夜間中学を教育法に位置づけるとりくみを簡単にふりかえっておく。

1971年10月25日、天王寺夜間中学を訪問した槙枝日教組委員長は「『これまで私生児的な存在だった夜間中学を“国家の子”として認知する必要がある』と、義務教育未修了者のために夜間中学設置運動を起こす方針を明らかにした」と報じている(1971.10.26 朝日)。

第72回日教組定期大会(1990.6.29)で「国際識字年の今年、夜間中学校を学校教育法の中に位置づけるとりくみをすすめ、夜間中学校の教育条件整備に取組みます」を運動方針の中に明記した。

全国夜間中学校研究会は、第48回全夜中研大会で「人権救済申し立て書」と「全国各地への公立夜間中学校増設を求める特別アピール」を採択した(2003.12.13)。

これをうけ、日弁連は夜間中学校の拡充を求める国への意見書「学齢期に修学することのできなかった人々の教育をうける権利の保障に関する意見書」を提出(2006.08.10)した。

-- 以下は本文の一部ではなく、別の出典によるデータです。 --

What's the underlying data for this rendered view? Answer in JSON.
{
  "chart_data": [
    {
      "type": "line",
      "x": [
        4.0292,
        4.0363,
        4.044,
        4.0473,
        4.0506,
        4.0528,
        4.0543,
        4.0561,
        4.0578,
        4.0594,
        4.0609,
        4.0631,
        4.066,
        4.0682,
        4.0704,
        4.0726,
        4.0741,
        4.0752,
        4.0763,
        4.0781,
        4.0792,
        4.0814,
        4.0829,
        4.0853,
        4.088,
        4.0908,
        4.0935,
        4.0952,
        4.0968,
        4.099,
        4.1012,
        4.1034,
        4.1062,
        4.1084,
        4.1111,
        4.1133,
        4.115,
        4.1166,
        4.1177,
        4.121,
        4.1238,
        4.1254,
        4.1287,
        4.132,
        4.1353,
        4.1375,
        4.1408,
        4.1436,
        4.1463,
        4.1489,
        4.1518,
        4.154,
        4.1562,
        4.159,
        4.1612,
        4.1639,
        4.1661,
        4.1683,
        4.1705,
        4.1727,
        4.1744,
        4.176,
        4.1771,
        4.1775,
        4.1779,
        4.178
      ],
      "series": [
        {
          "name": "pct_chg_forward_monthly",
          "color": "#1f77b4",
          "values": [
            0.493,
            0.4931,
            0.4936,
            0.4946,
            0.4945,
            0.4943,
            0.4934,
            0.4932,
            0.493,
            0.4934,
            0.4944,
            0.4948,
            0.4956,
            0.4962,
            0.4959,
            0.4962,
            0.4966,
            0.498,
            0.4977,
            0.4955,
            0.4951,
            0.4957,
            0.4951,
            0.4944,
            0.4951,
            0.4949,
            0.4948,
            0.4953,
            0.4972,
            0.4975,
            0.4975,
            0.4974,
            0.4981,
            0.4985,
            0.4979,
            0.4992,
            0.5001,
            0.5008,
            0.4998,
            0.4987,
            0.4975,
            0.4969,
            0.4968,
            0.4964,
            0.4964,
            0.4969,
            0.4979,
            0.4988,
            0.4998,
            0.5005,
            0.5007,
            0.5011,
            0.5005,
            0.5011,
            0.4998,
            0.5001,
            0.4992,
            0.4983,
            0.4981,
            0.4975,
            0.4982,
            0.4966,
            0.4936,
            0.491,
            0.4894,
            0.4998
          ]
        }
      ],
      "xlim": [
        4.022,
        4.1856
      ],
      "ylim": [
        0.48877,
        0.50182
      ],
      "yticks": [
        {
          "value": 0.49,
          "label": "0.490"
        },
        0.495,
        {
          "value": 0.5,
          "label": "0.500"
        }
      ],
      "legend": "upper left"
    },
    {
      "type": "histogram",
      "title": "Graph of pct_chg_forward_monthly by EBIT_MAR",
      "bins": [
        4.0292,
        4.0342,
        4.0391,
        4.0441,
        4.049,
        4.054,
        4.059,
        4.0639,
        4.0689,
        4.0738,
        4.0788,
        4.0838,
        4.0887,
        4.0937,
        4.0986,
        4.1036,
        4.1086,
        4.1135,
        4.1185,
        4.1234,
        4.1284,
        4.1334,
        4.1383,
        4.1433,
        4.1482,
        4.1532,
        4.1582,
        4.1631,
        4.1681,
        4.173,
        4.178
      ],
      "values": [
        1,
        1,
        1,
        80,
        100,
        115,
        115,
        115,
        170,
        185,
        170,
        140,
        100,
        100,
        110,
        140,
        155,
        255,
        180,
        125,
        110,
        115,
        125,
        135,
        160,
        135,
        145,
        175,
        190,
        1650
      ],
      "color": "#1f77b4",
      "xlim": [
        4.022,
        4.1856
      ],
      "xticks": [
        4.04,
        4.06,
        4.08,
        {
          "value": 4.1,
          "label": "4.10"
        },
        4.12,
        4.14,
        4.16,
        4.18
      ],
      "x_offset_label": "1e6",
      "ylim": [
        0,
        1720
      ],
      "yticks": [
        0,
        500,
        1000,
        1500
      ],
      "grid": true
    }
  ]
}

民主党は参議院に「学校教育の環境整備の推進による教育の振興に関する法案」を提出(2009.03.25)した。しかし、この法案には夜間中学のことは入っていない。 2008年5月、近畿夜間中学校生徒会連合会は当時の橋下知事にたいし、就学援助補食給食の復活を求める闘いを展開した。この闘いを日教組は「教育の機会均等と学びを保障するための就学・修学保障制度の充実を強く求める」全国署名を展開、近畿夜間中学校生徒会連合会の闘いの支援活動を行った。そして集まった60万7476筆の署名を国会に提出、参議院に請願を行った。

学齢を超えた生徒が学ぶ夜間中学に就学援助制度を位置づけるため、先の法案の第3条に「7.学習する機会が失われた者がその希望するときに再び学習する機会が与えられるようにすること」を挿入し、民主党は、議員立法で「学校教育環境整備法案」を提出した。参議院は通過するが、衆議院解散により廃案となる(2009.06)。

2014年4月24日、超党派で「夜間中学校等義務教育拡充議員連盟」が57人の国会議員の参加で発足した。

文科省も下村文科大臣が5月21日の衆議院文部科学委員会で「各都道府県に1校以上の夜間中学が必要」と答弁するなど、大きな変化を見せてきた。それを裏付けるため、9月9日、文科省は夜間中学の全国調査を実施した。。

 2015年4月22日、夜間中学等義務教育拡充議員連盟は夜間中学拡充に向け法案「多様な教育機会確保法案」の議員立法により立法化をめざすことを確認した。文科省は5月8日、夜間中学の全国実態調査結果を発表。

5月22日、夜間中学等義務教育拡充議員連盟は総会を開き、夜間中学拡充に向け法案「多様な教育機会確保法案」の立法化をめざすことを確認した。この素案にはフリースクールや自宅での学習を義務教育の場として位置づけられる方策も盛り込まれていた。

5月27日、超党派のフリースクール等議員連盟と夜間中学等義務教育拡充議員連盟の両議連は合同総会を開き「義務教育の段階における普通教育の多様な機会の確保に関する法律案(仮称)」座長案を議論、議員立法で今国会に提出することを決めた。

7月30日、文科省は「既卒者に対する夜間中学入学について」を全国に通知、形式卒業者の夜間中学入学を認めた。

2016年に入り190回通常国会では継続審議となり、9月招集の臨時国会で議論が続く。以上が今日に至る経過である。

夜間中学を教育法規に位置づけるとりくみは悲願である。2014年7月3日、 教育再生実行会議で「夜間中学の設置を促進する」提言を決めるなど、それまでは別々に開かれていた、超党派のフリースクール等議員連盟と夜間中学等義務教育拡充議員連盟が、私にとっては突然の感がぬぐえないのだが、両議連が合同総会(2015.05.27)を開き座長案を議論するなど一連の動きは不可解である。